About Travel Trinkets

Folk art, mass produced souvenirs, tacky tourist remembrances, questionable tributes or hand made one offs.

The act of immortalising a place in an object, a trinket, with a view to having that displayed somewhere is kitsch … though some objects are more kitsch than others.

Ultimately, those trinkets hold more memories for the owner than the viewer.

Perhaps they depict places where the owner found love, romance or just had a great time. Perhaps they are places the owner visited when they were young and unburdened with the realities of life. Perhaps the places are so vastly different from the owners home or, perhaps, the places were home, before the owner migrated, and has subsequently visited as a tourist with roots.

Or, perhaps more cynically, the trinkets are a statement to the world that the owner of the trinket has “travelled”.  The owner displays the trinket to say “I am worldly and have travelled. I did a coach trip of fifteen countries in fifteen days and I know and understand fifteen cultures because I have fifteen trinkets to prove it”.

Perhaps, the trinkets existence are mix of all of this.

Some trinkets are simple, some elaborate, some cheap and some expensive but they all, regardless of size, shape or cost, seek to do one thing, and that is, to evoke future memories in the purchaser of a place they had visited.

To the place depicted in the trinket there is the statement, “this is who we are”. Or perhaps if the place is small, “this is all we could afford to get made, but, we are proud”.

If one is cynical then perhaps the trinkets raison d’être is to evoke memories in the purchaser in the encouraging them to a return to a place they were fond enough to buy a tourist trinket.

Or, even more cynically perhaps, the objects are just a form of free advertising to be displayed in another place to encourage viewers to come and visit, and spend money.

Either way, what is depicted is how the place sees themselves and perhaps, how others see them.

But time plays tricks. Sydney has had many tourist icons but at various times one was more fashionable than the others. From the untouched beauty of nature (the Harbour), to a centre of industry (the Harbour Bridge) to a place of the Arts (the Opera House) to modernity (Sydney Tower) Sydney seems  to be saying, we are moving ahead, from  wilderness to a metropolis.

The depictions says much about the people, or perhaps, it says something about what the tourist wants to see.

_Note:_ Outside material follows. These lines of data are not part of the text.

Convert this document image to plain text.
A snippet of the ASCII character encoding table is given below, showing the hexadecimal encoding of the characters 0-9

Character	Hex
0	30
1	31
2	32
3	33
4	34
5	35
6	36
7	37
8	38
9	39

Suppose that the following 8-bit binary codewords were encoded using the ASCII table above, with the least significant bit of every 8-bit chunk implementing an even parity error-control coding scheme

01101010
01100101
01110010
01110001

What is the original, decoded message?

Perhaps, global capitalism is at work, making everything the same. At one end we have the locally produced item, handmade or not, perhaps the truest example of  how a place sees themselves. At the other end we have the commercial realities of overstock. Dutch wooden clogs trinkets have ended up in all sorts of places that have nothing to do with Holland, pacific shells have ended up holding thermometers for all sorts of places no where near the ocean.

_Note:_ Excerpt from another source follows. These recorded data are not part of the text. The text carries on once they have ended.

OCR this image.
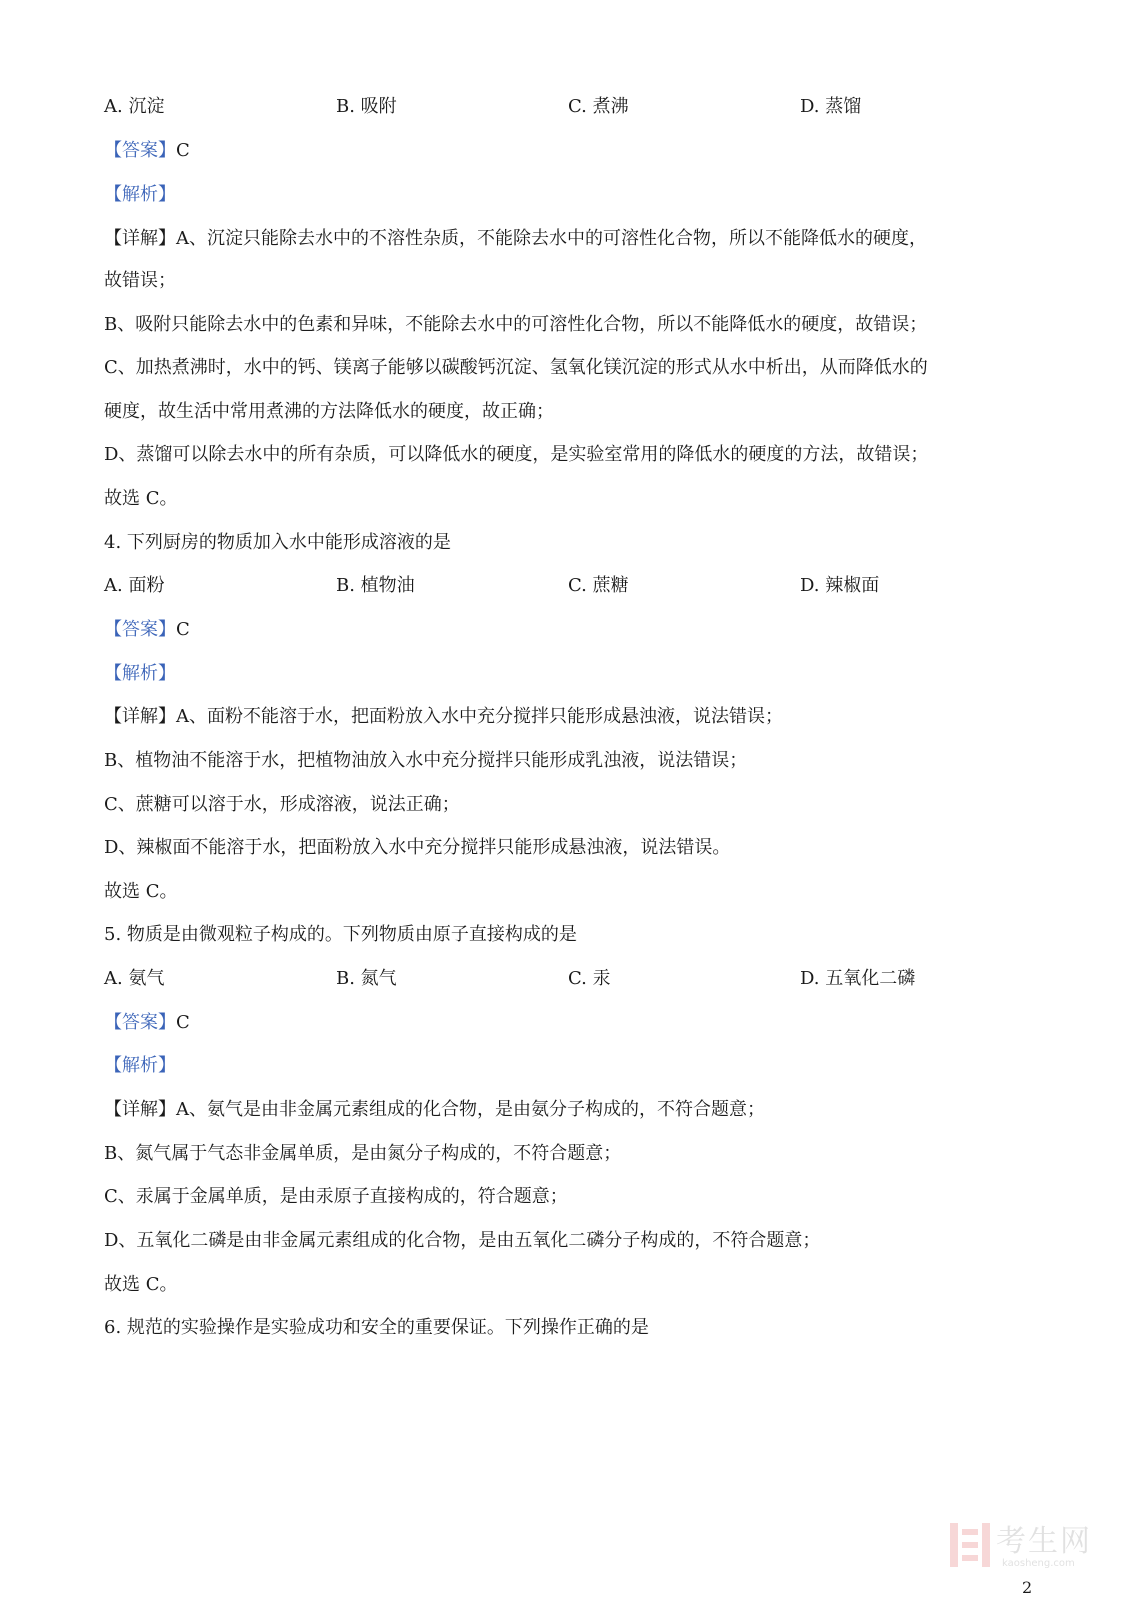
A. 沉淀	B. 吸附	C. 煮沸	D. 蒸馏
【答案】C
【解析】
【详解】A、沉淀只能除去水中的不溶性杂质，不能除去水中的可溶性化合物，所以不能降低水的硬度，
故错误；
B、吸附只能除去水中的色素和异味，不能除去水中的可溶性化合物，所以不能降低水的硬度，故错误；
C、加热煮沸时，水中的钙、镁离子能够以碳酸钙沉淀、氢氧化镁沉淀的形式从水中析出，从而降低水的
硬度，故生活中常用煮沸的方法降低水的硬度，故正确；
D、蒸馏可以除去水中的所有杂质，可以降低水的硬度，是实验室常用的降低水的硬度的方法，故错误；
故选 C。
4. 下列厨房的物质加入水中能形成溶液的是
A. 面粉	B. 植物油	C. 蔗糖	D. 辣椒面
【答案】C
【解析】
【详解】A、面粉不能溶于水，把面粉放入水中充分搅拌只能形成悬浊液，说法错误；
B、植物油不能溶于水，把植物油放入水中充分搅拌只能形成乳浊液，说法错误；
C、蔗糖可以溶于水，形成溶液，说法正确；
D、辣椒面不能溶于水，把面粉放入水中充分搅拌只能形成悬浊液，说法错误。
故选 C。
5. 物质是由微观粒子构成的。下列物质由原子直接构成的是
A. 氨气	B. 氮气	C. 汞	D. 五氧化二磷
【答案】C
【解析】
【详解】A、氨气是由非金属元素组成的化合物，是由氨分子构成的，不符合题意；
B、氮气属于气态非金属单质，是由氮分子构成的，不符合题意；
C、汞属于金属单质，是由汞原子直接构成的，符合题意；
D、五氧化二磷是由非金属元素组成的化合物，是由五氧化二磷分子构成的，不符合题意；
故选 C。
6. 规范的实验操作是实验成功和安全的重要保证。下列操作正确的是
考生网
kaosheng.com
2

The once popular wooden and stone crafted trinkets of poorer European nations are less prevalent now as they seek to show themselves as modern nations with modern production mehtods or importing ability. The subject matter remains the same (“this is how we see ourselves or our past”) but we are beyond stone and wood, we are plastic and  resin.

One day, perhaps, everything will look the same as the trinkets become more and more generic but there always has to be a sliver of identity in the object. There is a definite kitschiness in having a souvenir of Australia being made in China but that item was specifically made for Australia so there has to be some Australianness about it. An Eiffel Tower with an Australian flag atop of it would sell poorly in Brisbane I suspect, though, I would buy one, for that is the ultimate in supreme cynical kitsch.

Anthropologically, historically, or sociologically this is all very interesting but I leave all that to someone else to analyse in-depth.

For me, the taking home of one of these trinkets, regardless of material, and putting them on display, regardless of motive, is incredibly kitsch.

Let us, then, celebrate these travel trinkets.